US 12,315,517 B2
Method and system for correcting speaker diarization using speaker change detection based on text
Namkyu Jung, Seongnam-si (KR); Geonmin Kim, Seongnam-si (KR); Youngki Kwon, Seongnam-si (KR); Hee Soo Heo, Seongnam-si (KR); Bong-Jin Lee, Seongnam-si (KR); and Chan Kyu Lee, Seongnam-si (KR)
Assigned to NAVER CORPORATION, Seongnam-si (KR); and LINE WORKS CORP., Tokyo (JP)
Filed by NAVER CORPORATION, Seongnam-si (KR); and LINE WORKS CORP., Tokyo (JP)
Filed on Feb. 7, 2022, as Appl. No. 17/665,672.
Claims priority of application No. 10-2021-0017814 (KR), filed on Feb. 8, 2021.
Prior Publication US 2022/0254351 A1, Aug. 11, 2022
Int. Cl. G10L 17/14 (2013.01); G06F 40/284 (2020.01); G10L 15/26 (2006.01); G10L 17/22 (2013.01); G10L 21/028 (2013.01)
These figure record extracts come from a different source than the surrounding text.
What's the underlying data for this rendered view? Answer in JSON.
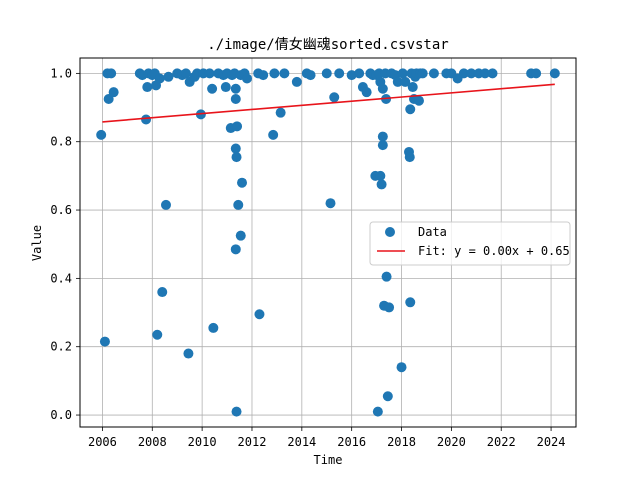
{
  "chart_data": {
    "type": "scatter",
    "title": "./image/倩女幽魂sorted.csvstar",
    "xlabel": "Time",
    "ylabel": "Value",
    "xlim": [
      2005.1,
      2025.0
    ],
    "ylim": [
      -0.035,
      1.045
    ],
    "x_ticks": [
      2006,
      2008,
      2010,
      2012,
      2014,
      2016,
      2018,
      2020,
      2022,
      2024
    ],
    "y_ticks": [
      0.0,
      0.2,
      0.4,
      0.6,
      0.8,
      1.0
    ],
    "y_tick_labels": [
      "0.0",
      "0.2",
      "0.4",
      "0.6",
      "0.8",
      "1.0"
    ],
    "grid": true,
    "legend_position": "center-right",
    "colors": {
      "data": "#1f77b4",
      "fit": "#e8141b"
    },
    "series": [
      {
        "name": "Data",
        "kind": "scatter",
        "points": [
          [
            2005.95,
            0.82
          ],
          [
            2006.1,
            0.215
          ],
          [
            2006.25,
            0.925
          ],
          [
            2006.2,
            1.0
          ],
          [
            2006.35,
            1.0
          ],
          [
            2006.45,
            0.945
          ],
          [
            2007.5,
            1.0
          ],
          [
            2007.6,
            0.995
          ],
          [
            2007.75,
            0.865
          ],
          [
            2007.8,
            0.96
          ],
          [
            2007.85,
            1.0
          ],
          [
            2008.0,
            0.995
          ],
          [
            2008.1,
            1.0
          ],
          [
            2008.15,
            0.965
          ],
          [
            2008.2,
            0.235
          ],
          [
            2008.3,
            0.985
          ],
          [
            2008.4,
            0.36
          ],
          [
            2008.55,
            0.615
          ],
          [
            2008.65,
            0.99
          ],
          [
            2009.0,
            1.0
          ],
          [
            2009.2,
            0.995
          ],
          [
            2009.35,
            1.0
          ],
          [
            2009.45,
            0.18
          ],
          [
            2009.5,
            0.975
          ],
          [
            2009.7,
            0.99
          ],
          [
            2009.8,
            1.0
          ],
          [
            2009.95,
            0.88
          ],
          [
            2010.05,
            1.0
          ],
          [
            2010.3,
            1.0
          ],
          [
            2010.4,
            0.955
          ],
          [
            2010.45,
            0.255
          ],
          [
            2010.65,
            1.0
          ],
          [
            2010.85,
            0.995
          ],
          [
            2010.95,
            0.96
          ],
          [
            2011.0,
            1.0
          ],
          [
            2011.15,
            0.84
          ],
          [
            2011.2,
            0.995
          ],
          [
            2011.3,
            1.0
          ],
          [
            2011.35,
            0.955
          ],
          [
            2011.35,
            0.925
          ],
          [
            2011.35,
            0.78
          ],
          [
            2011.38,
            0.755
          ],
          [
            2011.35,
            0.485
          ],
          [
            2011.38,
            0.01
          ],
          [
            2011.4,
            0.845
          ],
          [
            2011.45,
            0.615
          ],
          [
            2011.55,
            0.525
          ],
          [
            2011.6,
            0.68
          ],
          [
            2011.55,
            0.995
          ],
          [
            2011.7,
            1.0
          ],
          [
            2011.8,
            0.985
          ],
          [
            2012.25,
            1.0
          ],
          [
            2012.3,
            0.295
          ],
          [
            2012.45,
            0.995
          ],
          [
            2012.85,
            0.82
          ],
          [
            2012.9,
            1.0
          ],
          [
            2013.15,
            0.885
          ],
          [
            2013.3,
            1.0
          ],
          [
            2013.8,
            0.975
          ],
          [
            2014.2,
            1.0
          ],
          [
            2014.35,
            0.995
          ],
          [
            2015.0,
            1.0
          ],
          [
            2015.15,
            0.62
          ],
          [
            2015.3,
            0.93
          ],
          [
            2015.5,
            1.0
          ],
          [
            2016.0,
            0.995
          ],
          [
            2016.3,
            1.0
          ],
          [
            2016.45,
            0.96
          ],
          [
            2016.6,
            0.945
          ],
          [
            2016.75,
            1.0
          ],
          [
            2016.85,
            0.995
          ],
          [
            2016.95,
            0.7
          ],
          [
            2017.0,
            0.995
          ],
          [
            2017.05,
            0.01
          ],
          [
            2017.1,
            1.0
          ],
          [
            2017.15,
            0.975
          ],
          [
            2017.15,
            0.7
          ],
          [
            2017.2,
            0.675
          ],
          [
            2017.25,
            0.955
          ],
          [
            2017.25,
            0.815
          ],
          [
            2017.25,
            0.79
          ],
          [
            2017.3,
            0.32
          ],
          [
            2017.35,
            1.0
          ],
          [
            2017.38,
            0.925
          ],
          [
            2017.4,
            0.405
          ],
          [
            2017.45,
            0.055
          ],
          [
            2017.5,
            0.315
          ],
          [
            2017.6,
            1.0
          ],
          [
            2017.75,
            0.995
          ],
          [
            2017.85,
            0.975
          ],
          [
            2018.0,
            0.14
          ],
          [
            2018.05,
            1.0
          ],
          [
            2018.15,
            0.975
          ],
          [
            2018.3,
            0.77
          ],
          [
            2018.33,
            0.755
          ],
          [
            2018.35,
            0.895
          ],
          [
            2018.35,
            0.33
          ],
          [
            2018.4,
            1.0
          ],
          [
            2018.45,
            0.96
          ],
          [
            2018.5,
            0.925
          ],
          [
            2018.55,
            0.99
          ],
          [
            2018.6,
            1.0
          ],
          [
            2018.7,
            0.92
          ],
          [
            2018.75,
            1.0
          ],
          [
            2018.85,
            1.0
          ],
          [
            2019.3,
            1.0
          ],
          [
            2019.8,
            1.0
          ],
          [
            2020.0,
            1.0
          ],
          [
            2020.25,
            0.985
          ],
          [
            2020.5,
            1.0
          ],
          [
            2020.8,
            1.0
          ],
          [
            2021.1,
            1.0
          ],
          [
            2021.35,
            1.0
          ],
          [
            2021.65,
            1.0
          ],
          [
            2023.2,
            1.0
          ],
          [
            2023.4,
            1.0
          ],
          [
            2024.15,
            1.0
          ]
        ]
      },
      {
        "name": "Fit: y = 0.00x + 0.65",
        "kind": "line",
        "x": [
          2006.0,
          2024.15
        ],
        "y": [
          0.858,
          0.968
        ]
      }
    ]
  }
}
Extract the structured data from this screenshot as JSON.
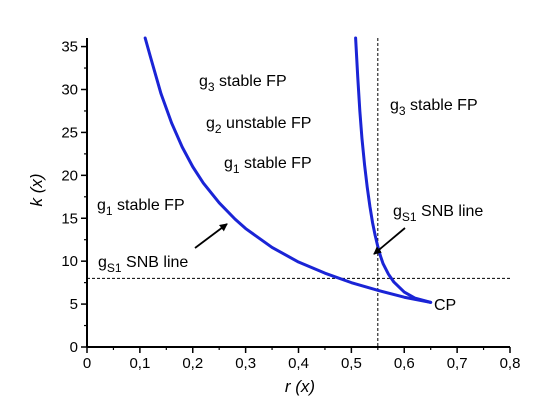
{
  "chart_data": {
    "type": "line",
    "xlabel": "r (x)",
    "ylabel": "k (x)",
    "xlim": [
      0,
      0.8
    ],
    "ylim": [
      0,
      36
    ],
    "xticks": [
      0,
      0.1,
      0.2,
      0.3,
      0.4,
      0.5,
      0.6,
      0.7,
      0.8
    ],
    "xtick_labels": [
      "0",
      "0,1",
      "0,2",
      "0,3",
      "0,4",
      "0,5",
      "0,6",
      "0,7",
      "0,8"
    ],
    "yticks": [
      0,
      5,
      10,
      15,
      20,
      25,
      30,
      35
    ],
    "ytick_labels": [
      "0",
      "5",
      "10",
      "15",
      "20",
      "25",
      "30",
      "35"
    ],
    "series": [
      {
        "color": "#1a24d6",
        "x": [
          0.11,
          0.12,
          0.14,
          0.16,
          0.18,
          0.2,
          0.22,
          0.25,
          0.28,
          0.3,
          0.35,
          0.4,
          0.45,
          0.5,
          0.55,
          0.6,
          0.65
        ],
        "y": [
          36,
          33.8,
          29.5,
          26.1,
          23.3,
          21.0,
          19.1,
          16.8,
          14.9,
          13.8,
          11.6,
          9.9,
          8.6,
          7.5,
          6.6,
          5.8,
          5.2
        ]
      },
      {
        "color": "#1a24d6",
        "x": [
          0.508,
          0.512,
          0.516,
          0.52,
          0.525,
          0.53,
          0.535,
          0.54,
          0.545,
          0.55,
          0.555,
          0.56,
          0.57,
          0.58,
          0.6,
          0.62,
          0.65
        ],
        "y": [
          36,
          31.5,
          27.5,
          24.3,
          21.2,
          18.6,
          16.4,
          14.5,
          13.0,
          11.7,
          10.6,
          9.7,
          8.5,
          7.6,
          6.4,
          5.7,
          5.2
        ]
      }
    ],
    "reference_lines": [
      {
        "orientation": "horizontal",
        "value": 8,
        "style": "dashed"
      },
      {
        "orientation": "vertical",
        "value": 0.55,
        "style": "dashed"
      }
    ],
    "annotations": {
      "g3_stable_left": {
        "base": "g",
        "sub": "3",
        "rest": " stable FP"
      },
      "g2_unstable": {
        "base": "g",
        "sub": "2",
        "rest": " unstable FP"
      },
      "g1_stable_mid": {
        "base": "g",
        "sub": "1",
        "rest": " stable FP"
      },
      "g1_stable_left": {
        "base": "g",
        "sub": "1",
        "rest": " stable FP"
      },
      "gS1_snb_left": {
        "base": "g",
        "sub": "S1",
        "rest": " SNB line"
      },
      "g3_stable_right": {
        "base": "g",
        "sub": "3",
        "rest": " stable FP"
      },
      "gS1_snb_right": {
        "base": "g",
        "sub": "S1",
        "rest": " SNB line"
      },
      "cp": "CP"
    }
  }
}
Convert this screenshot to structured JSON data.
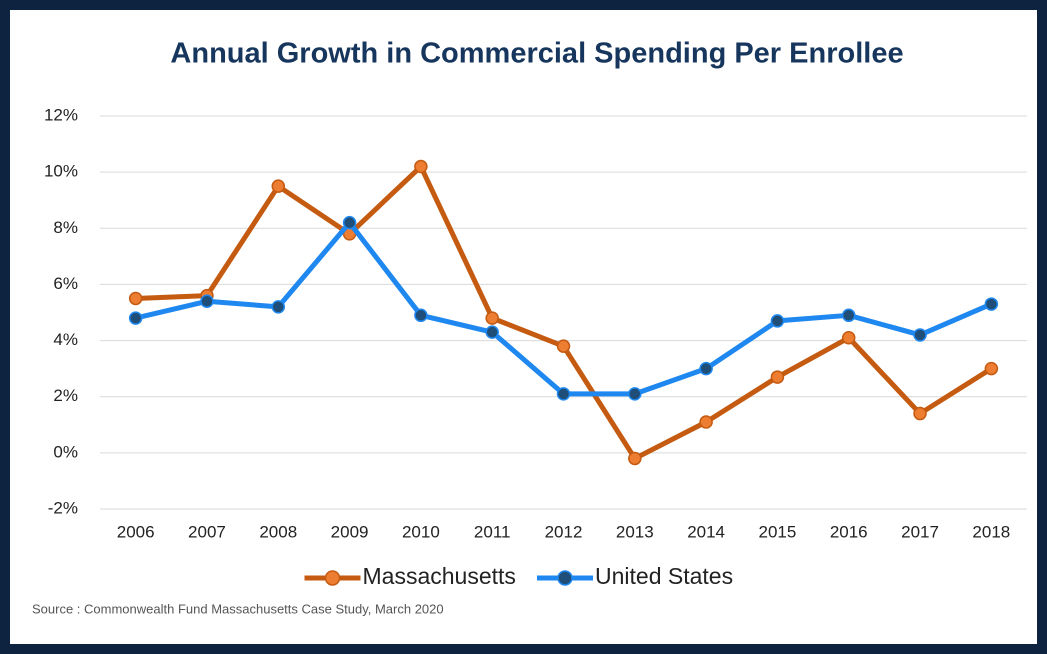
{
  "chart_data": {
    "type": "line",
    "title": "Annual Growth in Commercial Spending Per Enrollee",
    "source": "Source :  Commonwealth Fund Massachusetts Case Study, March 2020",
    "categories": [
      "2006",
      "2007",
      "2008",
      "2009",
      "2010",
      "2011",
      "2012",
      "2013",
      "2014",
      "2015",
      "2016",
      "2017",
      "2018"
    ],
    "series": [
      {
        "name": "Massachusetts",
        "color": "#c55a11",
        "marker_color": "#ed7d31",
        "values": [
          5.5,
          5.6,
          9.5,
          7.8,
          10.2,
          4.8,
          3.8,
          -0.2,
          1.1,
          2.7,
          4.1,
          1.4,
          3.0
        ]
      },
      {
        "name": "United States",
        "color": "#1e88f0",
        "marker_color": "#1f4e79",
        "values": [
          4.8,
          5.4,
          5.2,
          8.2,
          4.9,
          4.3,
          2.1,
          2.1,
          3.0,
          4.7,
          4.9,
          4.2,
          5.3
        ]
      }
    ],
    "ylim": [
      -2,
      12
    ],
    "yticks": [
      {
        "value": -2,
        "label": "-2%"
      },
      {
        "value": 0,
        "label": "0%"
      },
      {
        "value": 2,
        "label": "2%"
      },
      {
        "value": 4,
        "label": "4%"
      },
      {
        "value": 6,
        "label": "6%"
      },
      {
        "value": 8,
        "label": "8%"
      },
      {
        "value": 10,
        "label": "10%"
      },
      {
        "value": 12,
        "label": "12%"
      }
    ],
    "grid": true,
    "legend": "bottom"
  }
}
CPC G10L 17/14 (2013.01) [G10L 17/22 (2013.01); G10L 21/028 (2013.01)] 8 Claims
OG exemplary drawing
 
1. A speaker diarization correction method of a computer apparatus comprising at least one processor, the method, which uses the at least one processor, comprising:
performing speaker diarization on an input audio stream;
recognizing a speech included in the input audio stream and converting the speech to text;
detecting a speaker change based on the converted text; and
correcting the speaker diarization based on the detected speaker change,
wherein the detecting of the speaker change comprises:
receiving a speech recognition result for each utterance section, wherein each utterance section consists of at least one word unit, and further wherein each word unit comprises a single word of text;
encoding text included in the speech recognition result for each utterance section to one or more word units of text, wherein the encoding of the text to the one or more word units of text comprises encoding an EndPoint Detection (EPD) unit text included in the speech recognition result for each utterance section to the one or more word units of text using sentence Bidirectional Encoder Representations from Transformers (sBERT);
encoding each of the word units of text to consider a conversation context; and
determining whether a speaker change compared to a previous word unit of text is present for each word unit of text, individually, in which the conversation context is considered.